Meisterinnen der Selbstführung

Es gibt sie, die unendlich vielen Solo-Selbständigen Frauen in der Beratung, im Coaching und im Trainingsgeschäft die vor Kurzem völlig ausgebremst und auf sich und/oder die Familie zurückgeworfen wurden. Zu Beginn der Pandemie machte es zwar eher den Eindruck eines ad hoc Aktionismus, denn jede wollte plötzlich etwas anbieten und etwas tun, um bloß vom Stillstand verschont zu bleiben.

Doch jetzt, jetzt erlebe ich, wie sie wieder zu sich kommen, sich ihrer selbst gewahr werden, das ausgebremst sein annehmen und daraus Neues entstehen lassen.

Im Geiste spielen und experimentieren sie, scribbeln Ideen auf Papier und erörtern sie mit anderen, lassen sich auf den Umgang mit Unsicherheit ein, blühen auf und folgen der Freude an sich, sind kreativ, ideenreich und betreten neue Pfade – trotz der Tatsache, dass kein bzw. nur kaum Geschäft vorhanden ist und trotz der Tatsache, dass manche von ihnen parallel zu 100% als Mutter gefordert sind.

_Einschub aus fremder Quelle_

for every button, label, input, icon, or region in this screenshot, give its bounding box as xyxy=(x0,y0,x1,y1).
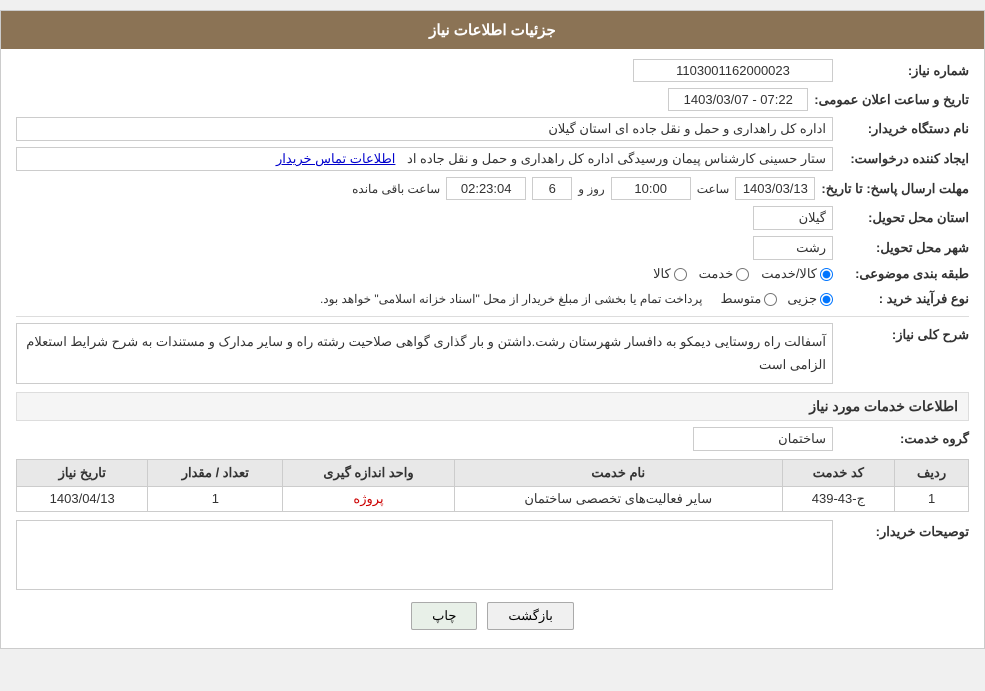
mohlat-baqi-label: ساعت باقی مانده xyxy=(352,182,440,196)
tabaqe-radio-group: کالا/خدمت خدمت کالا xyxy=(653,266,833,282)
mohlat-date: 1403/03/13 xyxy=(735,177,815,200)
page-wrapper: جزئیات اطلاعات نیاز شماره نیاز: 11030011… xyxy=(0,10,985,649)
tarikh-label: تاریخ و ساعت اعلان عمومی: xyxy=(814,92,969,108)
farayand-row: نوع فرآیند خرید : جزیی متوسط پرداخت تمام… xyxy=(16,288,969,310)
sharh-value: آسفالت راه روستایی دیمکو به دافسار شهرست… xyxy=(16,323,833,384)
farayand-note: پرداخت تمام یا بخشی از مبلغ خریدار از مح… xyxy=(320,288,703,310)
gorooh-khadamat-value: ساختمان xyxy=(693,427,833,451)
nam-dastgah-row: نام دستگاه خریدار: اداره کل راهداری و حم… xyxy=(16,117,969,141)
tarikh-value: 1403/03/07 - 07:22 xyxy=(668,88,808,111)
shahr-row: شهر محل تحویل: رشت xyxy=(16,236,969,260)
farayand-motavaset-radio[interactable] xyxy=(764,293,777,306)
ijad-konande-text: ستار حسینی کارشناس پیمان ورسیدگی اداره ک… xyxy=(407,151,826,166)
ijad-konande-row: ایجاد کننده درخواست: ستار حسینی کارشناس … xyxy=(16,147,969,171)
cell-radif: 1 xyxy=(895,486,969,511)
farayand-label: نوع فرآیند خرید : xyxy=(839,291,969,307)
tvsifat-textarea[interactable] xyxy=(16,520,833,590)
tabaqe-kala-khadamat-item: کالا/خدمت xyxy=(761,266,833,282)
mohlat-label: مهلت ارسال پاسخ: تا تاریخ: xyxy=(821,181,969,197)
mohlat-baqi-value: 02:23:04 xyxy=(446,177,526,200)
table-header-row: ردیف کد خدمت نام خدمت واحد اندازه گیری ت… xyxy=(17,459,969,486)
page-header: جزئیات اطلاعات نیاز xyxy=(1,11,984,49)
tvsifat-section: توصیحات خریدار: xyxy=(16,520,969,590)
gorooh-khadamat-row: گروه خدمت: ساختمان xyxy=(16,427,969,451)
shmare-niaz-value: 1103001162000023 xyxy=(633,59,833,82)
sharh-row: شرح کلی نیاز: آسفالت راه روستایی دیمکو ب… xyxy=(16,323,969,384)
gorooh-khadamat-label: گروه خدمت: xyxy=(839,431,969,447)
col-tedad: تعداد / مقدار xyxy=(148,459,283,486)
khadamat-section-header: اطلاعات خدمات مورد نیاز xyxy=(16,392,969,421)
farayand-jozii-item: جزیی xyxy=(787,291,833,307)
cell-tarikh: 1403/04/13 xyxy=(17,486,148,511)
mohlat-rooz-value: 6 xyxy=(532,177,572,200)
tabaqe-kala-label: کالا xyxy=(653,266,671,282)
col-vahed: واحد اندازه گیری xyxy=(283,459,455,486)
divider-1 xyxy=(16,316,969,317)
cell-nam: سایر فعالیت‌های تخصصی ساختمان xyxy=(454,486,782,511)
cell-tedad: 1 xyxy=(148,486,283,511)
tabaqe-khadamat-label: خدمت xyxy=(699,266,734,282)
services-table-section: ردیف کد خدمت نام خدمت واحد اندازه گیری ت… xyxy=(16,459,969,512)
ijad-konande-label: ایجاد کننده درخواست: xyxy=(839,151,969,167)
tabaqe-kala-item: کالا xyxy=(653,266,687,282)
col-radif: ردیف xyxy=(895,459,969,486)
tabaqe-row: طبقه بندی موضوعی: کالا/خدمت خدمت کالا xyxy=(16,266,969,282)
ostan-row: استان محل تحویل: گیلان xyxy=(16,206,969,230)
shmare-niaz-row: شماره نیاز: 1103001162000023 xyxy=(16,59,969,82)
tabaqe-kala-khadamat-label: کالا/خدمت xyxy=(761,266,817,282)
shmare-niaz-label: شماره نیاز: xyxy=(839,63,969,79)
tvsifat-label: توصیحات خریدار: xyxy=(839,520,969,540)
services-table: ردیف کد خدمت نام خدمت واحد اندازه گیری ت… xyxy=(16,459,969,512)
shahr-label: شهر محل تحویل: xyxy=(839,240,969,256)
ostan-value: گیلان xyxy=(753,206,833,230)
buttons-row: بازگشت چاپ xyxy=(16,602,969,630)
sharh-label: شرح کلی نیاز: xyxy=(839,323,969,343)
col-kod: کد خدمت xyxy=(782,459,894,486)
ijad-konande-value: ستار حسینی کارشناس پیمان ورسیدگی اداره ک… xyxy=(16,147,833,171)
tarikh-row: تاریخ و ساعت اعلان عمومی: 1403/03/07 - 0… xyxy=(16,88,969,111)
ijad-konande-link[interactable]: اطلاعات تماس خریدار xyxy=(276,151,395,166)
print-button[interactable]: چاپ xyxy=(411,602,477,630)
farayand-motavaset-label: متوسط xyxy=(720,291,761,307)
tabaqe-kala-khadamat-radio[interactable] xyxy=(820,268,833,281)
content-area: شماره نیاز: 1103001162000023 تاریخ و ساع… xyxy=(1,49,984,648)
mohlat-saat-label: ساعت xyxy=(697,182,730,196)
farayand-jozii-label: جزیی xyxy=(787,291,817,307)
farayand-jozii-radio[interactable] xyxy=(820,293,833,306)
back-button[interactable]: بازگشت xyxy=(487,602,573,630)
table-row: 1 ج-43-439 سایر فعالیت‌های تخصصی ساختمان… xyxy=(17,486,969,511)
mohlat-saat-value: 10:00 xyxy=(611,177,691,200)
tabaqe-khadamat-radio[interactable] xyxy=(736,268,749,281)
tabaqe-label: طبقه بندی موضوعی: xyxy=(839,266,969,282)
farayand-options: جزیی متوسط xyxy=(720,291,833,307)
col-nam: نام خدمت xyxy=(454,459,782,486)
tabaqe-khadamat-item: خدمت xyxy=(699,266,750,282)
nam-dastgah-value: اداره کل راهداری و حمل و نقل جاده ای است… xyxy=(16,117,833,141)
nam-dastgah-label: نام دستگاه خریدار: xyxy=(839,121,969,137)
col-tarikh: تاریخ نیاز xyxy=(17,459,148,486)
ostan-label: استان محل تحویل: xyxy=(839,210,969,226)
mohlat-row: مهلت ارسال پاسخ: تا تاریخ: 1403/03/13 سا… xyxy=(16,177,969,200)
cell-kod: ج-43-439 xyxy=(782,486,894,511)
shahr-value: رشت xyxy=(753,236,833,260)
page-title: جزئیات اطلاعات نیاز xyxy=(429,22,556,39)
farayand-motavaset-item: متوسط xyxy=(720,291,777,307)
mohlat-rooz-label: روز و xyxy=(578,182,605,196)
tabaqe-kala-radio[interactable] xyxy=(674,268,687,281)
cell-vahed[interactable]: پروژه xyxy=(283,486,455,511)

Der Umgang mit dem ausgebremst sein ist bei ihnen so mannigfaltig und kunterbunt wie sie selbst. Doch eines fällt auf: Die Solo-Selbständigen Frauen haben etwas gemeinsam:

Sie sind wahre Lebensgestalter – machen das Beste aus der Situation und arrangieren sich neu.
Sie sind aufgeschlossen für das Neue – probieren sich aus, erkunden und denken quer.
Sie bleiben am Ball und gehen voran – mit Kreativität, Kraft und Optimismus.
Und – sie alle sind echte Meisterinnen der Selbstführung: reflektiert, bewusst, verantwortungsvoll und entscheidungsstark in komplexen herausfordernden Situationen. Tagein, tagaus.

Meines Erachtens können viele von ihnen lernen – sie sind Vorbilder für viele Führungskräfte – die Solo-Selbständigen Frauen.